Exposed: Radiation’s Imperfect Traces
Post by Ruby de Vos (ICOG, University of Groningen)
27.11.2018
At a first glance, Lingering Radiation (2008), made by the American artist elin O’Hara slavick, looks like a black and white photograph of exploding fireworks. The image shows a black background with brightly illuminated sparks clustered in petal-like shapes towards the top and the sides of the image. Yet, as the title of the work suggests, these are no fireworks – although the work is the indirect product of an explosion – nor is this really a photograph.
Instead, Lingering Radiation is an autoradiograph: a contact print produced by putting radioactive material directly onto x-ray film. The radiation released from the material exposes the object on the film when it is developed. This connection between radiation and photography goes way back: notably, scientist Henri Becquerel initially discovered uranium’s radiation by placing a piece of the material onto a photographic plate, the outline of which he found transferred onto the film after developing it.
More recently, several artists such as Julian Charrière or Shimpei Takeda have experimented with radioactive material in their work, exploring the multiple and intersecting meanings of photography, exposure, time, and light within the contexts of local nuclear issues. Their works is a bit like an autoradiograph as well: film is exposed to radioactive material (soil, in the case of both Charrière and Takeda), so as to capture the traces of radiation left behind. The final result alludes to the peculiar temporality of radioactivity, and especially its longevity, as they push the supposed past into the present.
The radiation captured in Lingering Radiation stems from fragments of a tree that used to grow in Hiroshima. The pieces were put on film by O’Hara slavick, as part of the work she produced during her stay at the Hiroshima Peace Memorial Museum (HPMM). This museum was built to commemorate the atomic bombing of Hiroshima in 1945 by the United States – the original source of the radiation on the tree.
The fragments of the tree are preserved in the HPMM archives, together with 90.000 other objects. The dazzling burn the fragments left on Lingering Radiation seems simultaneously elegant and brutal, foregrounding the sharp contrast between the irrevocable, stark violence of the atomic bomb, and the gentle, intimate gesture implied in the tree fragment’s presence within the archive. The pieces were brought to the HPMM to be kept simply because they were touched by the bomb – a touch that, as the work attests, remains felt until this day. That we cannot recognize any particular shapes within the radiation imprinted on the film seems only right. The bright colour but unrecognisable form of the tree fragments emphasizes radiation’s ambiguous tendency to illuminate and deform simultaneously.

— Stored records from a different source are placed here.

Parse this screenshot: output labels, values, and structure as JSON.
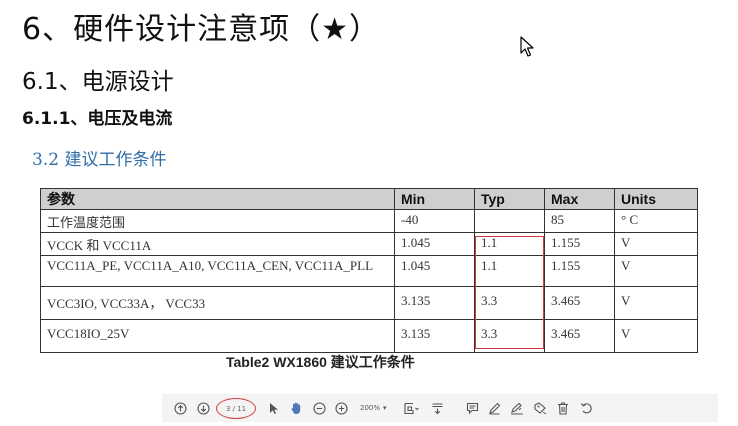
{
  "headings": {
    "h1": "6、硬件设计注意项（★）",
    "h2": "6.1、电源设计",
    "h3": "6.1.1、电压及电流",
    "h4": "3.2 建议工作条件"
  },
  "table": {
    "headers": [
      "参数",
      "Min",
      "Typ",
      "Max",
      "Units"
    ],
    "rows": [
      [
        "工作温度范围",
        "-40",
        "",
        "85",
        "° C"
      ],
      [
        "VCCK 和 VCC11A",
        "1.045",
        "1.1",
        "1.155",
        "V"
      ],
      [
        "VCC11A_PE, VCC11A_A10, VCC11A_CEN, VCC11A_PLL",
        "1.045",
        "1.1",
        "1.155",
        "V"
      ],
      [
        "VCC3IO, VCC33A， VCC33",
        "3.135",
        "3.3",
        "3.465",
        "V"
      ],
      [
        "VCC18IO_25V",
        "3.135",
        "3.3",
        "3.465",
        "V"
      ]
    ],
    "caption": "Table2  WX1860 建议工作条件"
  },
  "toolbar": {
    "page_indicator": "3 / 11",
    "zoom": "200%",
    "highlight_color": "#d0393a",
    "icons": [
      "arrow-up-circle-icon",
      "arrow-down-circle-icon",
      "select-cursor-icon",
      "hand-tool-icon",
      "zoom-out-icon",
      "zoom-in-icon",
      "fit-page-icon",
      "scroll-mode-icon",
      "comment-icon",
      "pen-icon",
      "sign-icon",
      "stamp-icon",
      "delete-icon",
      "undo-icon"
    ]
  }
}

Yet the abstractness of the work leaves also some room for uncertainty: are these traces really produced by the radiation on the fragments? Although it is possible to produce more focused and bright autoradiographs (see for example those made by Masamichi Kagaya or the archive work of Susanne Kriemann), O’Hara slavick has explained that she did not know what the outcome would be when she placed fragments out of the archives onto x-ray film and whether the radiation would be caught on the material at all. It is a process of which the outcome is uncertain and beyond the artist’s control. Lingering Radiation was the only one out of six autoradiographs that rendered visible more than just very light traces of radiation, and it is not impossible that something went wrong in the process. Knowing this, the petals suddenly also suggest fingerprints, hinting at the film’s potential contact with a body existing in a world with increasing levels background radiation.
In a blogpost on the ubiquity of imperfection in the field of contemporary photography, philosopher and critic Bernd Stiegler identifies in the current moment a “discovery of photography as a visualization process of the unexpected. Photography is intended to show and materialize in images something that could not have been planned in advance.” The strategy of imperfection in photography, and in works like O’Hara slavick’s, becomes not just an aesthetic, then, but it also very much speaks to a particular process of making. Lingering Radiation is the result of an process that can only be controlled so far, taking the form of an unexpected collaboration between radioactive material, film, and the artist herself.
Ultimately, the uncertainty about whether we are seeing the tree’s fragments imprinted on the film or something else “that could not have been planned in advance” only adds to works moving quality, I suggest. Creating autoradiographs with objects from the HPMM archives means surrendering to a form, or a process, without being able to control the outcome, without knowing what will become visible and what will remain hidden. Lingering Radiation does not obtain an indelible memory of the past, nor is it capable of crystallizing the bomb’s long-term effects. It does not need to: its very materiality already speaks to the diffusion of radiation, the difficulty of grasping its workings. In tracing, imperfectly, those fragments of the tree, O’Hara slavick paradoxically encourages us to stay with what has remained – to linger with radiation ourselves.